Passend zur Figurengruppe stellt Manessiers Fenster die Karfreitagsnacht dar. Nachdem Christus am Karfreitag am Kreuz verstirbt, sticht ihm ein römischer Soldat mit einer Lanze in die Seite, worauf Blut und Wasser herausströmen. In der Nacht wird Christus in einem Felsengrab bestattet. Manessiers Farbensymbolik verbildlicht diese Zusammenhänge: Das rote Blut Christi wird in der dunkelblauen und düsteren Karfreitagsnacht vergossen. Gleichzeitig steht das Blau der Nacht auch für Klarheit und Unendlichkeit. Die violetten Farbtöne, die immer wieder das Blau durchziehen, stehen für die Passion Christi und in der Liturgie für Entsagung und Schmerz (Trümpler 1993). Die türkisfarbenen und grünen Glasstücke, die an einigen Stellen einen zarten Schleier in das dunkle Blau bringen, deuten die Hoffnung an, die mit der Auferstehung Christi an Ostern folgt. Insgesamt kann Manessiers Werk als Allegorie einer für das gesamte Christentum essentielle Bibelstelle angesehen werden: «Gott ist Licht» (1 Joh 1,5).

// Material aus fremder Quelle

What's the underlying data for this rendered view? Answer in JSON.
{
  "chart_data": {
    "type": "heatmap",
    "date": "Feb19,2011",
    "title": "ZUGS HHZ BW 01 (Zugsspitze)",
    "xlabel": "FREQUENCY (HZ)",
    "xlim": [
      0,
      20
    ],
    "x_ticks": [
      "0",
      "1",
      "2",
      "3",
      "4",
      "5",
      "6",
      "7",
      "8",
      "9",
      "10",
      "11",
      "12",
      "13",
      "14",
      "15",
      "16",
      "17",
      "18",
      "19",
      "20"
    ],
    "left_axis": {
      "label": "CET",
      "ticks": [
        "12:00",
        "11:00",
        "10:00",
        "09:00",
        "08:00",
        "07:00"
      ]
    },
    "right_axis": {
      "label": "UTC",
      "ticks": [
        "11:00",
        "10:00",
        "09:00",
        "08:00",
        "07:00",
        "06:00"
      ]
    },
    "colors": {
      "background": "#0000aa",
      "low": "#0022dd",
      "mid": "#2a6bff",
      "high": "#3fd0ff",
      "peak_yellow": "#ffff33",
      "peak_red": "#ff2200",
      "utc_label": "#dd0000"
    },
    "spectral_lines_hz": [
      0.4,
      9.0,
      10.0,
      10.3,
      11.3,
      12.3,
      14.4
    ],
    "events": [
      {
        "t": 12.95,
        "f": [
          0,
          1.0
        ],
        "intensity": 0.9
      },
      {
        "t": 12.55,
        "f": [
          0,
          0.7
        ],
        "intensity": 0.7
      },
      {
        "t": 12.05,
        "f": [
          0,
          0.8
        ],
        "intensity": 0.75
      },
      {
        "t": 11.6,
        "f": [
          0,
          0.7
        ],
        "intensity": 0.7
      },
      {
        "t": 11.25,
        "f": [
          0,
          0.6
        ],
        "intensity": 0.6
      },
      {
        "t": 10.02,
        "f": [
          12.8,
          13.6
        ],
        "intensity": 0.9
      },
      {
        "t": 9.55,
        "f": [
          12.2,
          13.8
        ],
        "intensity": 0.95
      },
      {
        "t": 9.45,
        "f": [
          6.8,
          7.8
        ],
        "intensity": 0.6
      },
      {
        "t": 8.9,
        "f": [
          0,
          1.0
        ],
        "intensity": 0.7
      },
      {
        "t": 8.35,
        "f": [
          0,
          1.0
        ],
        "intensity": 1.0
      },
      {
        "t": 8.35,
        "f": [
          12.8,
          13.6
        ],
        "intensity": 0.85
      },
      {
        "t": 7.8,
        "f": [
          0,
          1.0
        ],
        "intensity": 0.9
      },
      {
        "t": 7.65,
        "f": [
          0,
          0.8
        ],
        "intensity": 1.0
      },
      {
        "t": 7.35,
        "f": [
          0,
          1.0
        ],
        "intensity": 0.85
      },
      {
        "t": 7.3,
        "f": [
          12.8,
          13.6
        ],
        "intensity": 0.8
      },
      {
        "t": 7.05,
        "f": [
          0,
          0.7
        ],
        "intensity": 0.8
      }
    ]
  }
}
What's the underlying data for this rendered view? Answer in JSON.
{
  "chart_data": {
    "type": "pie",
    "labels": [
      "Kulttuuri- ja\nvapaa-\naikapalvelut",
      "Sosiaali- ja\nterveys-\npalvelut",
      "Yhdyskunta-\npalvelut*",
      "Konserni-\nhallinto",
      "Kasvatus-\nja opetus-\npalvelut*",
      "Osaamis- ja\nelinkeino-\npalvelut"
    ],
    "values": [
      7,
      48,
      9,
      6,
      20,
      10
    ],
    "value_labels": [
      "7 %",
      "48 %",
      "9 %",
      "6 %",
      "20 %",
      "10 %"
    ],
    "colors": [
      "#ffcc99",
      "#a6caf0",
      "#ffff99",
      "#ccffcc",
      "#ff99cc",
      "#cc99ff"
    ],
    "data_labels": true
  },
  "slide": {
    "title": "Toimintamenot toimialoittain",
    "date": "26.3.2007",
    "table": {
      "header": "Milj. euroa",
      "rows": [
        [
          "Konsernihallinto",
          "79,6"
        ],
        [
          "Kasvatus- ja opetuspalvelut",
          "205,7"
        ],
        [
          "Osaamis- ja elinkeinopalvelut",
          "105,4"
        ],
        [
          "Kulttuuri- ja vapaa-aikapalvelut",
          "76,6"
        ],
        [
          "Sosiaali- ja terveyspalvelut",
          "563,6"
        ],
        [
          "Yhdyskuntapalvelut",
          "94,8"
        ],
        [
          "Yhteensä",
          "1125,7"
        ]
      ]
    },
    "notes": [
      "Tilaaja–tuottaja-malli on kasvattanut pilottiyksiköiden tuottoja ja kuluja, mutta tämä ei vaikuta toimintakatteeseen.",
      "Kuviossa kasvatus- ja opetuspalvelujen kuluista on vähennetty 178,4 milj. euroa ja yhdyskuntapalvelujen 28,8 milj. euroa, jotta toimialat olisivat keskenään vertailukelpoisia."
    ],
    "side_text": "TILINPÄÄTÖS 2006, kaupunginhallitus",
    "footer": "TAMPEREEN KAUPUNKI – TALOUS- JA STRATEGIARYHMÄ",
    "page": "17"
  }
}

In der Kapelle gibt es noch ein zweites, schmaleres Fenster von Manessier. Dieses befindet sich linkerhand der Karfreitagsnacht und weist – ebenfalls mit der Betonung auf die Horizontale – wesentlich hellere, hauptsächlich hellblaue und gelbe Farbpartien auf. Der untere Saum besteht aus grünen Farbgläsern. Es verweist in seiner Helligkeit auf den Ostermorgen.
Wie Manessier anlässlich der Einweihung seiner Fenster sagte, wollte er die intensive Situation und die besondere Verbindung der 13 Figuren der Grablegungsgruppe darstellen. Er bezeichnete sein Werk dabei als «Begleitthema». Dies mag der Grund dafür sein, dass seine abstrakten Fenster nicht fremd in einer Kapelle des 15. Jahrhunderts wirken.
Die kirchlichen Entscheidungsträger von Fribourg wünschten, dass Manessier mit dem ortsansässigen Atelier von Michel Eltschinger zusammenarbeitet. Das erste Treffen fand 1975 statt und wohl noch im gleichen Jahr entstanden die Probescheiben für das Fenster, das die Karfreitagsnacht zeigt. Eine dieser Scheiben, die untere rechte Ecke, wurde 1976 vom Künstler signiert und zeigt die untere rechte Ecke des Fensters.
Für die Kathedrale von Fribourg schuf Manessier in den nächsten Jahren noch weitere Fenster: 1980 bis 1983 entstanden die Fenster des Hochschiffs und im Jahre 1988 die Rose der Westfassade.
Manessier bevorzugte seit 1943 – und seit einem spirituellen Rückzug nach Soligny, den er später seine «Bekehrung» nannte – Abstraktion als Ausdrucksweise für seine Kunst. Denn, so formulierte der Künstler, die figurative Darstellung erlaube es ihm nicht mehr, sich dem Wesentlichen und der Wahrheit zu nähern.